Rappelle-toi que les laies, une fois vues, s’enfuient, quel  
que soit leur nombre, avec leurs petits ; mais qu’un  
chasseur poursuive un de ses marcassins, la laie ne se  
sauve plus, même si elle est seule ; elle s’élance au  
contraire contre l’homme qui essaie de le lui ravir.  
(18) Tout à l’heure en s’enfermant dans un retranchement, ils  
nous ont permis de limiter le nombre de ceux que nous  
avons voulu combattre.
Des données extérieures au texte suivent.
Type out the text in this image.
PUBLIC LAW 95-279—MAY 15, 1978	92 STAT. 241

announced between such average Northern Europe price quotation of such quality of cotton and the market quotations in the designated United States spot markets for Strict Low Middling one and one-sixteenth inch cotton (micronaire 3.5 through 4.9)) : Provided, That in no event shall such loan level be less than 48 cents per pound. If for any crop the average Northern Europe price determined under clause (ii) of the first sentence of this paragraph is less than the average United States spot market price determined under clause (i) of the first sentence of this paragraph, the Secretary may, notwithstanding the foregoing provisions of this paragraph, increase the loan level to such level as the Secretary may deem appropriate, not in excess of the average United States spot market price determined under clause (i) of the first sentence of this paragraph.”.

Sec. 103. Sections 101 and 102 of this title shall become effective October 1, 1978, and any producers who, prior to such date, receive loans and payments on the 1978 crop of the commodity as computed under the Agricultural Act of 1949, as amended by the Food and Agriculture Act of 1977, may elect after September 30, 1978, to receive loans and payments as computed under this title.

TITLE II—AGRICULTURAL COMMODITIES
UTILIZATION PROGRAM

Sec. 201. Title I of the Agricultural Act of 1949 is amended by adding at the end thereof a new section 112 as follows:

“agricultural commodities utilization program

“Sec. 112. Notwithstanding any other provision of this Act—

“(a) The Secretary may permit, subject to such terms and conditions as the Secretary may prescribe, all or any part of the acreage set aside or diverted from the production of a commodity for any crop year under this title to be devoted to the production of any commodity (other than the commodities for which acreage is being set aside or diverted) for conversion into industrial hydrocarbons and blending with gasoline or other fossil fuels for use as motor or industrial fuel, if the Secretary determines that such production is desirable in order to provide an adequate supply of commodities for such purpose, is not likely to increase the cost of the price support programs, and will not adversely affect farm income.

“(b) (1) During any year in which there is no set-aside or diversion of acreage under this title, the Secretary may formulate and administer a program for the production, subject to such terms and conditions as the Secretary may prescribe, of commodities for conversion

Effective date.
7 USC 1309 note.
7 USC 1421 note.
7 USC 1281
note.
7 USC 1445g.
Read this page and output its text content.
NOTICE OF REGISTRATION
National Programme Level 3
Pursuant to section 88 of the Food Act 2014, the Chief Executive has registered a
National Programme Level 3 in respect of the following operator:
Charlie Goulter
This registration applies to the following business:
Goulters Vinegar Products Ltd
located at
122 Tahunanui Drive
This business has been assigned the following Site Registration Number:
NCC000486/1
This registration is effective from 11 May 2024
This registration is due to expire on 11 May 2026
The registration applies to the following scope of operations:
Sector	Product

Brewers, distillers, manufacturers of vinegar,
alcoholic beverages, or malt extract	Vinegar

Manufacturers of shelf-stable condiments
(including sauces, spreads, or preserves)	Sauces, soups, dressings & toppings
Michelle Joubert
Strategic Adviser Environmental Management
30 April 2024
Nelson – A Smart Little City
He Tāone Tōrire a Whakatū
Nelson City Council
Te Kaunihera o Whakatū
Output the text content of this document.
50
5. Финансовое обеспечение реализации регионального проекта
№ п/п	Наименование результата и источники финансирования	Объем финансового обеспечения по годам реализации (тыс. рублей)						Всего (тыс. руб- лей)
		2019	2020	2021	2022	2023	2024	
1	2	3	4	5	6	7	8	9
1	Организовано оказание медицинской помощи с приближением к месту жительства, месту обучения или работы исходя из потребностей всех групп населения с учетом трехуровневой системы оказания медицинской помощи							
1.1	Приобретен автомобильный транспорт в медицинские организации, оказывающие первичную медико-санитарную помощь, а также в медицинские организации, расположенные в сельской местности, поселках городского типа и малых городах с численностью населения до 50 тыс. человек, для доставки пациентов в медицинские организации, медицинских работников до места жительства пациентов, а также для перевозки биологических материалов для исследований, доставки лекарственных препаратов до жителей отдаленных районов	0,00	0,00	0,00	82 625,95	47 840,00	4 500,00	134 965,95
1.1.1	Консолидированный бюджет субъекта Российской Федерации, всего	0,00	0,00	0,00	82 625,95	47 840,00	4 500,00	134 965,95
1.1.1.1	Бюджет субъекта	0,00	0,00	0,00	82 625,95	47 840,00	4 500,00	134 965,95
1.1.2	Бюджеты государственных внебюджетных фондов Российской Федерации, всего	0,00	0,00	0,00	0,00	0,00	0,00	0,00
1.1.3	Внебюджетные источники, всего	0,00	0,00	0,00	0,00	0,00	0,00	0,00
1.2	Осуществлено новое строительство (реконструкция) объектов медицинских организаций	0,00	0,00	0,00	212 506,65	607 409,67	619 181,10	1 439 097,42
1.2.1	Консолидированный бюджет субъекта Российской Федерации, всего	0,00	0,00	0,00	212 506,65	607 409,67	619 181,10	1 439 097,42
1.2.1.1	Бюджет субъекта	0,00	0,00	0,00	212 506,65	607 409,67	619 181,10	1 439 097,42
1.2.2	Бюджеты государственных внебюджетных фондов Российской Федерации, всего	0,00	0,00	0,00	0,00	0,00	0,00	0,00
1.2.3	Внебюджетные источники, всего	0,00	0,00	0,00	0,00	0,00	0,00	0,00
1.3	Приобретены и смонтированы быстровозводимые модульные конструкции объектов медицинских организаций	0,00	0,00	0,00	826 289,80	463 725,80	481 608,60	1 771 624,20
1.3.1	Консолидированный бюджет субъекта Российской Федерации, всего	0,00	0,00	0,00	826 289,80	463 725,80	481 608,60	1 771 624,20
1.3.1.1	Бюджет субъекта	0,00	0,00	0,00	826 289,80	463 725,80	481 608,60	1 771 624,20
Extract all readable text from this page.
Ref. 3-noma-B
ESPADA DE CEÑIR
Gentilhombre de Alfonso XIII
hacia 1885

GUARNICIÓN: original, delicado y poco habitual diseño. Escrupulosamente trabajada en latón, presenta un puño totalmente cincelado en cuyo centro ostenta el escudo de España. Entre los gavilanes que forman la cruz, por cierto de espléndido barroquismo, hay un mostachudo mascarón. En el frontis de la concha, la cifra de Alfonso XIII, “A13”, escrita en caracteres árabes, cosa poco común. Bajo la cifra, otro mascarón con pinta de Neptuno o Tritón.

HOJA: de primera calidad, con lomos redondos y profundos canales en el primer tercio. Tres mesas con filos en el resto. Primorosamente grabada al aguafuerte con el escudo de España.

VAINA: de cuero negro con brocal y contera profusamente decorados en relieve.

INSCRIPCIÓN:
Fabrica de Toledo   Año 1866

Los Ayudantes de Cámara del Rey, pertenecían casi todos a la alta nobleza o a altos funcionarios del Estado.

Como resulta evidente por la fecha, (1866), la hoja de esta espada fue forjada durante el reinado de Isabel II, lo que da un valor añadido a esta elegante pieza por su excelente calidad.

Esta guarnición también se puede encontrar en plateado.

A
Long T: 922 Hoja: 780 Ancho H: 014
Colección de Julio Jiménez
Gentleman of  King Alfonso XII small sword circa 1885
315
Mais si nous nous avançons contre  
eux en rase campagne, et qu’ils apprennent à se diviser en  
plusieurs corps, pour nous attaquer, les uns de front,  
comme dernièrement, les autres de flanc, les autres par  
derrière, prends garde que chacun de nous n’aura ni assez  
de mains, ni assez d’yeux. Enfin, ajouta-t-il, je ne voudrais  
pas non plus, au moment où je vois les Mèdes se réjouir,  
les contraindre à se lever pour courir au danger. (19) — Ne  
contrains personne, répondit Cyrus, mais autorise à me  
suivre quiconque le désirera et peut-être te  
ramèneronsnous pour toi et pour chacun de tes amis de  
quoi vous réjouir tous. Nous n’allons certainement pas  
poursuivre le gros des ennemis ; car comment le rattraper ?  
Mais si nous surprenons quelque corps détaché ou resté  
en arrière, nous te l’amènerons.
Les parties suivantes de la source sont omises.